The nineteenth century transformation of English society coincided with the emergence of evangelicalism as a self-conscious movement within its established church. Just as the Industrial Revolution impelled rapid social change, so the Great Awakening pioneered by Wesley and Whitefield gave birth to more than a century of evangelical activism. It was not just the abolition of the slave trade which owed its impetus to their energy and vision; many improvements in public health, education and employment conditions stemmed from their compassion and campaigning.

This is the central argument of Scotland’s substantial survey of the Anglican evangelical world in the nineteenth century. But the book ranges widely. As well as tracing their engagement with the rapidly evolving urban society of Victorian England, it outlines the emergence of evangelicals on the bishops’ bench; theological and missionary emphases; internal differences within the movement; the influence of American revivalism on its spirituality; and the controversies triggered by the Oxford Movement and its aftermath. Initiatives to redress the inadequacies of the parish system and attitudes to Sunday observance campaigns and the temperance movement are also discussed.
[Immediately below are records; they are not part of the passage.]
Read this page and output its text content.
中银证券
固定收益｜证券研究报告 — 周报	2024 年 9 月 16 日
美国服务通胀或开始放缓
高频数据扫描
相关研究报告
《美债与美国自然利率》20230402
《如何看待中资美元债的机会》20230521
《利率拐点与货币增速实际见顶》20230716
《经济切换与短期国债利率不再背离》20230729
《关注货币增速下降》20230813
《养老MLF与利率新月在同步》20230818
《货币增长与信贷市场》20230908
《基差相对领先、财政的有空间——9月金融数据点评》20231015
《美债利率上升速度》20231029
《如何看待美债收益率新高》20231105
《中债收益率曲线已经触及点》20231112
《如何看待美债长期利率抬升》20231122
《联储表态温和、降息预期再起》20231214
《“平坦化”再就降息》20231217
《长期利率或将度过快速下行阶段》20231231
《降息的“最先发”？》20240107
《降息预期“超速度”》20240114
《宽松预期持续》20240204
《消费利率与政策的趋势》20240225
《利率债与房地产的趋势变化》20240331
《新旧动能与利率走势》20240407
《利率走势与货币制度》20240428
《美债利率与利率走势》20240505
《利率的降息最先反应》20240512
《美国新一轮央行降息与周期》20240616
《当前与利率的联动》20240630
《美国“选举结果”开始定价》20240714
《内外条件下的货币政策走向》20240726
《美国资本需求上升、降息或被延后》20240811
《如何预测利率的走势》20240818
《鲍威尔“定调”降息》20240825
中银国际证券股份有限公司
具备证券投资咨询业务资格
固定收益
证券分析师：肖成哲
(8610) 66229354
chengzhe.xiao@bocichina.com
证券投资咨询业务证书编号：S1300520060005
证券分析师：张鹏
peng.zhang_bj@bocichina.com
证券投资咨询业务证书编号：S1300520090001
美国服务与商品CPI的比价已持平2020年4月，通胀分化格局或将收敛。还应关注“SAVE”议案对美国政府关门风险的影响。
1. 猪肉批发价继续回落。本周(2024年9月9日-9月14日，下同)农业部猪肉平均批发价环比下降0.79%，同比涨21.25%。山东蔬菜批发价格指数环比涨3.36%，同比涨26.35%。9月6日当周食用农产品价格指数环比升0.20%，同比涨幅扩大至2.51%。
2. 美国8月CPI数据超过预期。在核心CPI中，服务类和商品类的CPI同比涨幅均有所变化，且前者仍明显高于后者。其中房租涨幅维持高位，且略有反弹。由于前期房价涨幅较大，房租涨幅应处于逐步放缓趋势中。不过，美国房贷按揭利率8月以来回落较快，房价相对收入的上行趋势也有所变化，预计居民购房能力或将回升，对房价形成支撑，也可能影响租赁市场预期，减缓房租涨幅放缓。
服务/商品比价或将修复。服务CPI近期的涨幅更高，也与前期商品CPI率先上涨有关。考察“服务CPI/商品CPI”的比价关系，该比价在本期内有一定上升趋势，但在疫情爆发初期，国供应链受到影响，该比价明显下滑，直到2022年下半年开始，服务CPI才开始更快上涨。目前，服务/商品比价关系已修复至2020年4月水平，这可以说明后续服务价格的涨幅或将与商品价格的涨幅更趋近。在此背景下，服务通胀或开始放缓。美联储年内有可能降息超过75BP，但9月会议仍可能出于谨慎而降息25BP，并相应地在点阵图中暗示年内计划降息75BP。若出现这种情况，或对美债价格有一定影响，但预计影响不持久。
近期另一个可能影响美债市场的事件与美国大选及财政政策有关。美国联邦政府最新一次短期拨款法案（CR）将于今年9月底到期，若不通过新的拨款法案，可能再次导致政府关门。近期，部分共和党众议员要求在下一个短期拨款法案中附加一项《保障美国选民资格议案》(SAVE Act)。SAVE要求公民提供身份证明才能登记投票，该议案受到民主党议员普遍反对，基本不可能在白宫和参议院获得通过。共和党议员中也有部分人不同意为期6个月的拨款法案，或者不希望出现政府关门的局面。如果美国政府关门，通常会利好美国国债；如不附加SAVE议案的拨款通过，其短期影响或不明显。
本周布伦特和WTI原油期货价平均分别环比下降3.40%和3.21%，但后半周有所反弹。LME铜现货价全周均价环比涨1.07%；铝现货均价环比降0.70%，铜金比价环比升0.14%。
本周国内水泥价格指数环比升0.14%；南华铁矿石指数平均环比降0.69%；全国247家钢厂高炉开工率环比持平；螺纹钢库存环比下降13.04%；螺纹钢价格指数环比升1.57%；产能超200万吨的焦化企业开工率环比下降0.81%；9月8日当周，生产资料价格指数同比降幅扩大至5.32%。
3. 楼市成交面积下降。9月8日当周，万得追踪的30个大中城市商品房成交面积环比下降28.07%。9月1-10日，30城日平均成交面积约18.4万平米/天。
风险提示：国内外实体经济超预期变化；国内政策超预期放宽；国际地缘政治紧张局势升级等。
The book opens a useful window on what is currently a neglected field. Evangelical capacity for forfeiting public Sympathy through unattractive theological wrangling is not neglected, but Scotland provides timely documentation of an era when evangelical convictions bore fruit in practical effort to improve society. Twenty-first century post-Christian Britons are more indebted to biblically-faithful social activists than they know. As a reference book to a poorly-served dimension of both English and evangelical history it is likely to be useful for years to come.
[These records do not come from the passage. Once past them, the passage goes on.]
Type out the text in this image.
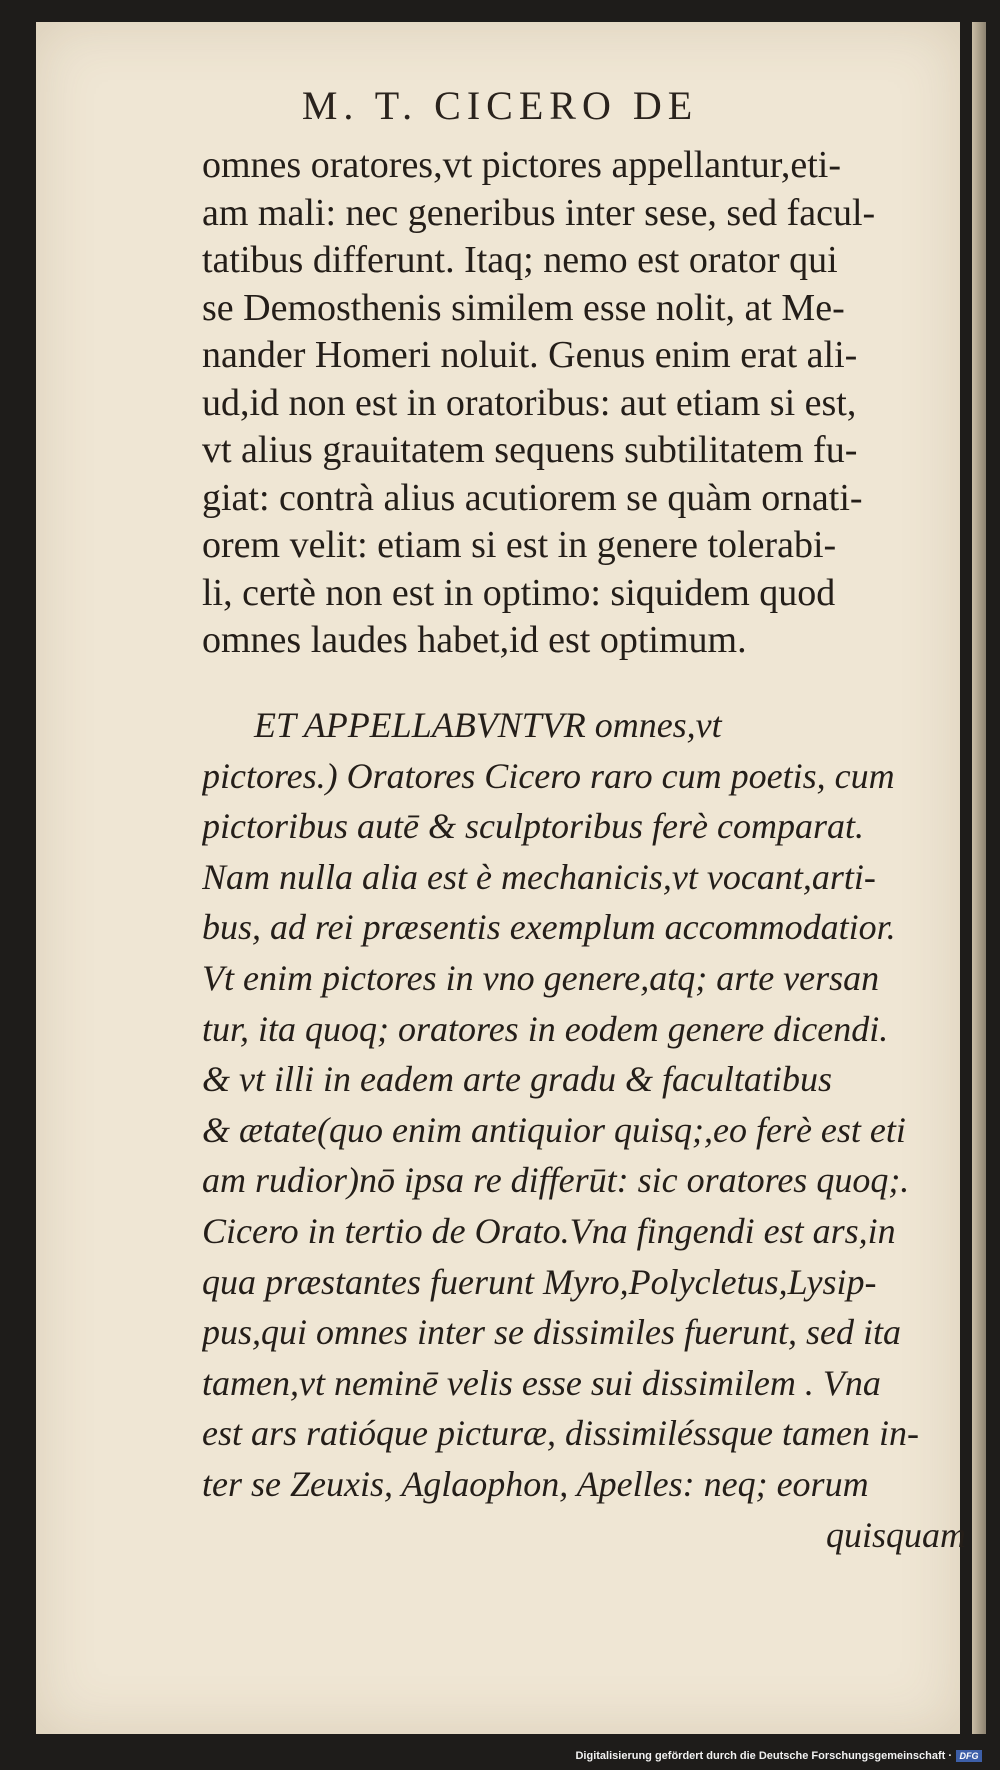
M. T. CICERO DE
omnes oratores,vt pictores appellantur,eti-
am mali: nec generibus inter sese, sed facul-
tatibus differunt. Itaq; nemo est orator qui
se Demosthenis similem esse nolit, at Me-
nander Homeri noluit. Genus enim erat ali-
ud,id non est in oratoribus: aut etiam si est,
vt alius grauitatem sequens subtilitatem fu-
giat: contrà alius acutiorem se quàm ornati-
orem velit: etiam si est in genere tolerabi-
li, certè non est in optimo: siquidem quod
omnes laudes habet,id est optimum.
ET APPELLABVNTVR omnes,vt
pictores.) Oratores Cicero raro cum poetis, cum
pictoribus autē & sculptoribus ferè comparat.
Nam nulla alia est è mechanicis,vt vocant,arti-
bus, ad rei præsentis exemplum accommodatior.
Vt enim pictores in vno genere,atq; arte versan
tur, ita quoq; oratores in eodem genere dicendi.
& vt illi in eadem arte gradu & facultatibus
& ætate(quo enim antiquior quisq;,eo ferè est eti
am rudior)nō ipsa re differūt: sic oratores quoq;.
Cicero in tertio de Orato.Vna fingendi est ars,in
qua præstantes fuerunt Myro,Polycletus,Lysip-
pus,qui omnes inter se dissimiles fuerunt, sed ita
tamen,vt neminē velis esse sui dissimilem . Vna
est ars ratióque picturæ, dissimiléssque tamen in-
ter se Zeuxis, Aglaophon, Apelles: neq; eorum
quisquam
Digitalisierung gefördert durch die Deutsche Forschungsgemeinschaft · DFG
Your reviewer, however, is also looking forward to a second edition! The book suffers from what appears to be over-hasty completion, with a good deal of rather confusing repetition, an uneven feel, and some looseness in terminology. On page 261, for example, ‘the Great Awakening’ of 1740s New England is mentioned, but only four pages later we are told that ‘the Great Awakening’ (now referring to an altogether different movement) had begun in New York in 1857! Such lapses are unfortunately not uncommon and leave one feeling rather uneasy over the work’s reliability for detailed study.

In conclusion, two further omissions should perhaps be mentioned. First, the author’s choice of a thematic rather than chronological approach is unavoidable. But unless the reader already has a firm grasp of the history of nineteenth century England, the significance of a great deal of the activity Scotland describes is likely to elude her. Some chronological handholds for the non-specialist are sorely needed.

Second, and not unrelated, the ‘revolutionary age’ itself needs some description. Here again, knowledge of the extraordinary vibrancy and turmoil of Victorian England is assumed rather than communicated. The result is that we miss an accurate sense of the scale of the achievement of our evangelical forbears. We suspect that Scotland is right when he tells us that it was immense. To see it set more clearly in its contemporary context would be even more instructive—and inspiring.